EDUCATION

Love of art and learning

Nobel Prize winner William Campbell speaks at Berwick Academy

John Doyle
jdoyle@seacoastonline.com
William C. Campbell, winner of the 2015 Nobel Prize in Physiology or Medicine, speaks to students at Berwick Academy about worm parasites. [John Huff/Fosters.com]

SOUTH BERWICK, Maine — Dr. William Campbell is well known as a man of worms. He's also an accomplished painter of worms.

Campbell visited Berwick Academy on Tuesday to discuss his work discovering a therapy to fight infections caused by roundworms, for which he was awarded the Nobel Prize in Physiology or Medicine in 2015. He also discussed his love of painting, which he said is more than just a hobby.

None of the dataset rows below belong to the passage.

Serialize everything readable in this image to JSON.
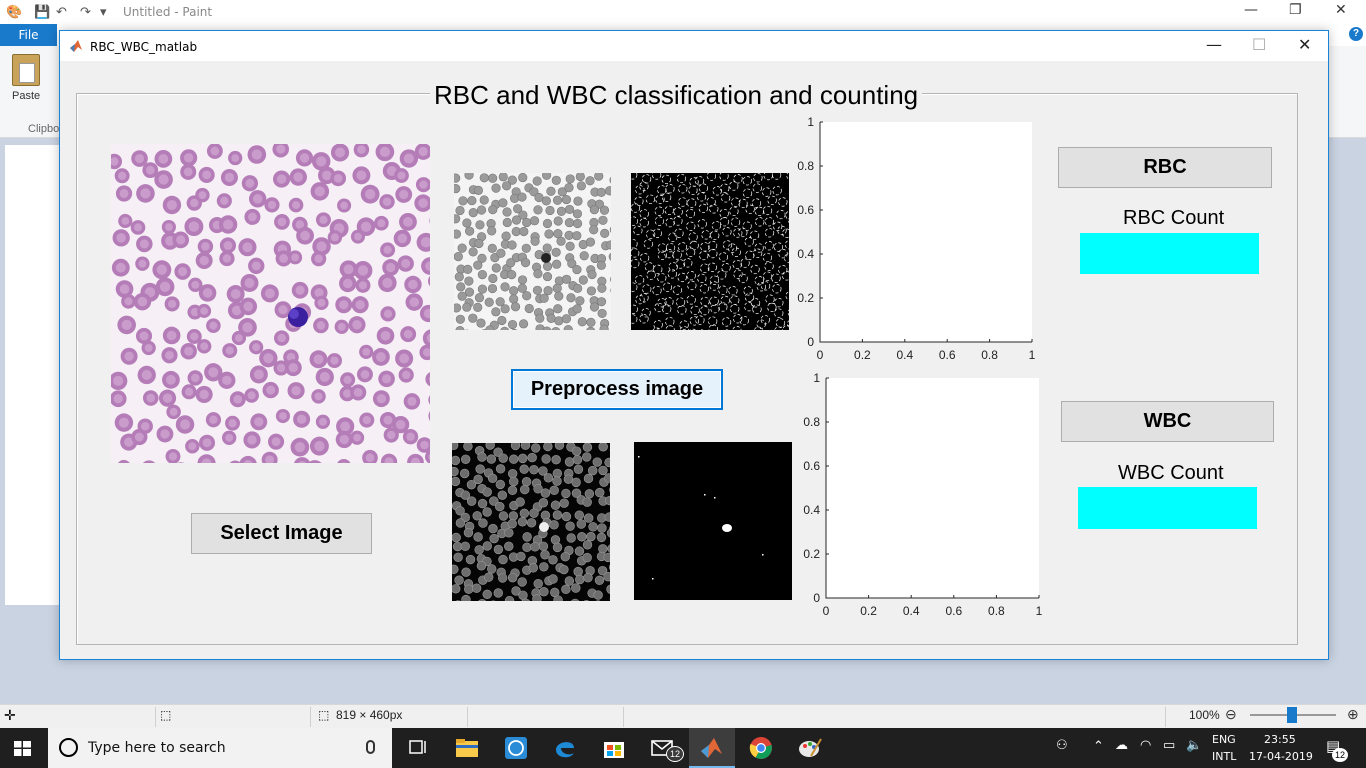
{
  "paint": {
    "window_title": "Untitled - Paint",
    "file_tab": "File",
    "help_glyph": "?",
    "paste_label": "Paste",
    "clipboard_label": "Clipbo",
    "status_size": "819 × 460px",
    "zoom": "100%"
  },
  "figure": {
    "window_title": "RBC_WBC_matlab",
    "panel_title": "RBC and WBC classification and counting",
    "buttons": {
      "select_image": "Select Image",
      "preprocess": "Preprocess image",
      "rbc": "RBC",
      "wbc": "WBC"
    },
    "labels": {
      "rbc_count": "RBC Count",
      "wbc_count": "WBC Count"
    },
    "count_color": "#00ffff",
    "axes": [
      {
        "id": "axes-rbc",
        "xlim": [
          0,
          1
        ],
        "ylim": [
          0,
          1
        ],
        "xticks": [
          "0",
          "0.2",
          "0.4",
          "0.6",
          "0.8",
          "1"
        ],
        "yticks": [
          "0",
          "0.2",
          "0.4",
          "0.6",
          "0.8",
          "1"
        ]
      },
      {
        "id": "axes-wbc",
        "xlim": [
          0,
          1
        ],
        "ylim": [
          0,
          1
        ],
        "xticks": [
          "0",
          "0.2",
          "0.4",
          "0.6",
          "0.8",
          "1"
        ],
        "yticks": [
          "0",
          "0.2",
          "0.4",
          "0.6",
          "0.8",
          "1"
        ]
      }
    ]
  },
  "taskbar": {
    "search_placeholder": "Type here to search",
    "language_top": "ENG",
    "language_bottom": "INTL",
    "time": "23:55",
    "date": "17-04-2019",
    "mail_badge": "12",
    "notification_badge": "12",
    "icons": [
      "task-view-icon",
      "file-explorer-icon",
      "whatsapp-icon",
      "edge-icon",
      "store-icon",
      "mail-icon",
      "matlab-icon",
      "chrome-icon",
      "paint-icon"
    ]
  }
}
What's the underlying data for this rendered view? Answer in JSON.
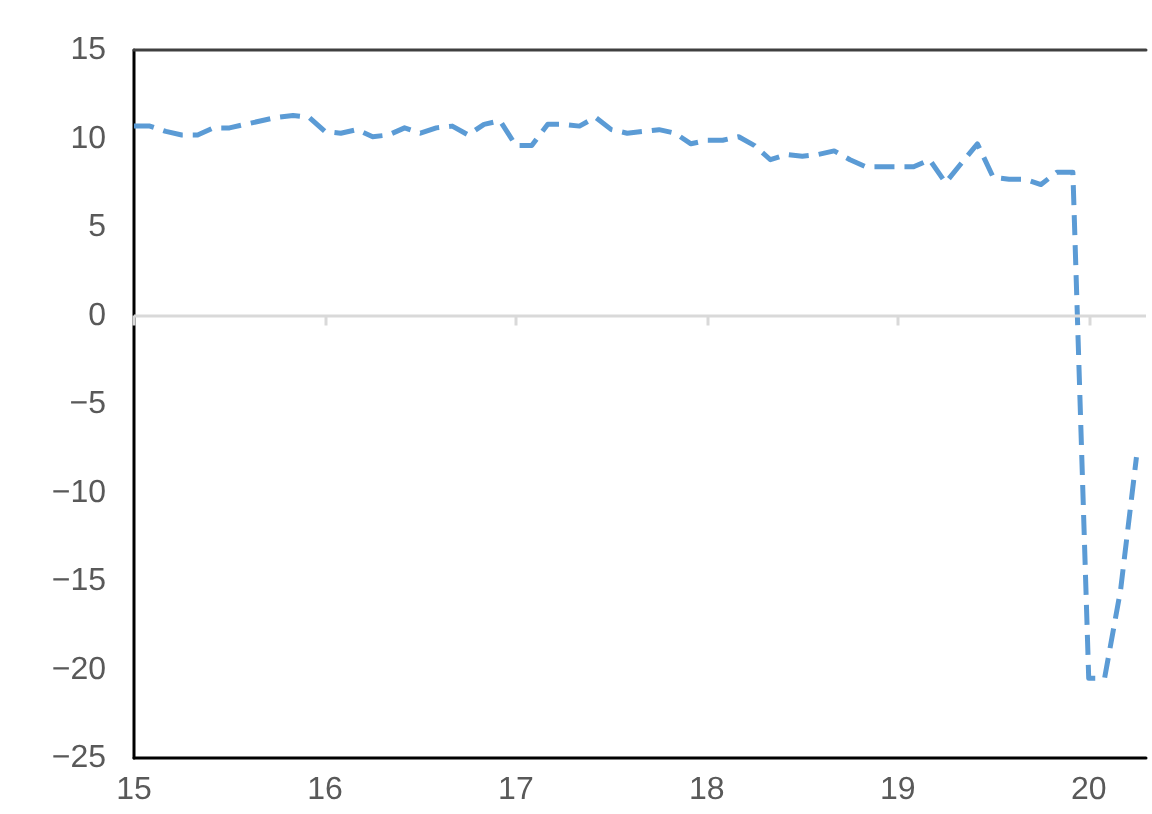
{
  "chart_data": {
    "type": "line",
    "line_style": "dashed",
    "marker": "none",
    "ref_lines": [
      {
        "axis": "y",
        "value": 0,
        "color": "#d9d9d9"
      }
    ],
    "x": [
      15,
      15.083,
      15.167,
      15.25,
      15.333,
      15.417,
      15.5,
      15.583,
      15.667,
      15.75,
      15.833,
      15.917,
      16,
      16.083,
      16.167,
      16.25,
      16.333,
      16.417,
      16.5,
      16.583,
      16.667,
      16.75,
      16.833,
      16.917,
      17,
      17.083,
      17.167,
      17.25,
      17.333,
      17.417,
      17.5,
      17.583,
      17.667,
      17.75,
      17.833,
      17.917,
      18,
      18.083,
      18.167,
      18.25,
      18.333,
      18.417,
      18.5,
      18.583,
      18.667,
      18.75,
      18.833,
      18.917,
      19,
      19.083,
      19.167,
      19.25,
      19.333,
      19.417,
      19.5,
      19.583,
      19.667,
      19.75,
      19.833,
      19.917,
      20,
      20.083,
      20.167,
      20.25
    ],
    "series": [
      {
        "color": "#5b9bd5",
        "values": [
          10.7,
          10.7,
          10.4,
          10.2,
          10.2,
          10.6,
          10.6,
          10.8,
          11.0,
          11.2,
          11.3,
          11.2,
          10.4,
          10.3,
          10.5,
          10.1,
          10.2,
          10.6,
          10.3,
          10.6,
          10.7,
          10.2,
          10.8,
          11.0,
          9.6,
          9.6,
          10.8,
          10.8,
          10.7,
          11.2,
          10.5,
          10.3,
          10.4,
          10.5,
          10.3,
          9.7,
          9.9,
          9.9,
          10.1,
          9.6,
          8.8,
          9.1,
          9.0,
          9.1,
          9.3,
          8.8,
          8.4,
          8.4,
          8.4,
          8.4,
          8.8,
          7.5,
          8.6,
          9.7,
          7.8,
          7.7,
          7.7,
          7.4,
          8.1,
          8.1,
          -20.5,
          -20.5,
          -15.5,
          -8.0
        ]
      }
    ],
    "xlim": [
      15,
      20.3
    ],
    "xticks": [
      15,
      16,
      17,
      18,
      19,
      20
    ],
    "ylim": [
      -25,
      15
    ],
    "yticks": [
      -25,
      -20,
      -15,
      -10,
      -5,
      0,
      5,
      10,
      15
    ]
  }
}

"Some people focus on one subject and then have a hobby to sort of escape from their main subject," said Campbell, who lives in North Andover, Massachusetts. "I don't look at it that way at all. I'm not painting pictures to escape from the science that I do. I want to bring the science with me into the painting, and bring the two together."

Speaking before a packed house at the school's Patricia Baldwin Whipple Arts Center, the 88-year-old Campbell shared slides of his paintings, which reflect his passion for roundworms and other kinds of parasitic worms. His artwork features parasitic worms which he considers "beautiful."

Senior Nikhil Agarwal said he was impressed with what Campbell had to say about distributing drugs to fight onchocerciasis, commonly known as river blindness, a parasitic disease that has plagued remote communities in Africa, Latin America, and Yemen.

"A lot of people think about pharmacological companies developing drugs, and then kind of ignore the difficulty of the process of distribution," Agarwal said. "But I think Dr. Campbell emphasized that, and I think that's very interesting."

Mahesh Agarwal, also a senior, thought it was interesting that Dr. Campbell is also an artist. 

"We kind of think of art and science as separate, but he is both an artist and a scientist, and that's really rare," Mahesh said.

Around the time he received his Nobel Prize, Campbell said he visited the White House to meet President Barack Obama, who presented Campbell with a gift of a stuffed animal – a heartworm.

"I still have it," Campbell said. "It's my only stuffed animal. That was very special."

Many in the audience seemed surprised to learn Campbell did not start to study science until he was in high school growing up in Ireland. He said despite that, he had teachers before who inspired a deep love of learning.

"I had never heard, literally, of chemistry or physics," Campbell said. "But nevertheless they instilled in me a love of learning. Not knowledge necessarily to be useful – although of course it is useful – not just to show off, but just to have the satisfaction of knowing something you didn't know before."

"I thought it was amazing," said Berwick Academy senior Emily Allen. "I loved his whole approach to learning. He really has a passion, both in his artwork and his research."

The Nobel Prize in Physiology or Medicine 2015 was divided, one half jointly to William C. Campbell and Satoshi Ōmura "for their discoveries concerning a novel therapy against infections caused by roundworm parasites" and the other half to Youyou Tu "for her discoveries concerning a novel therapy against malaria."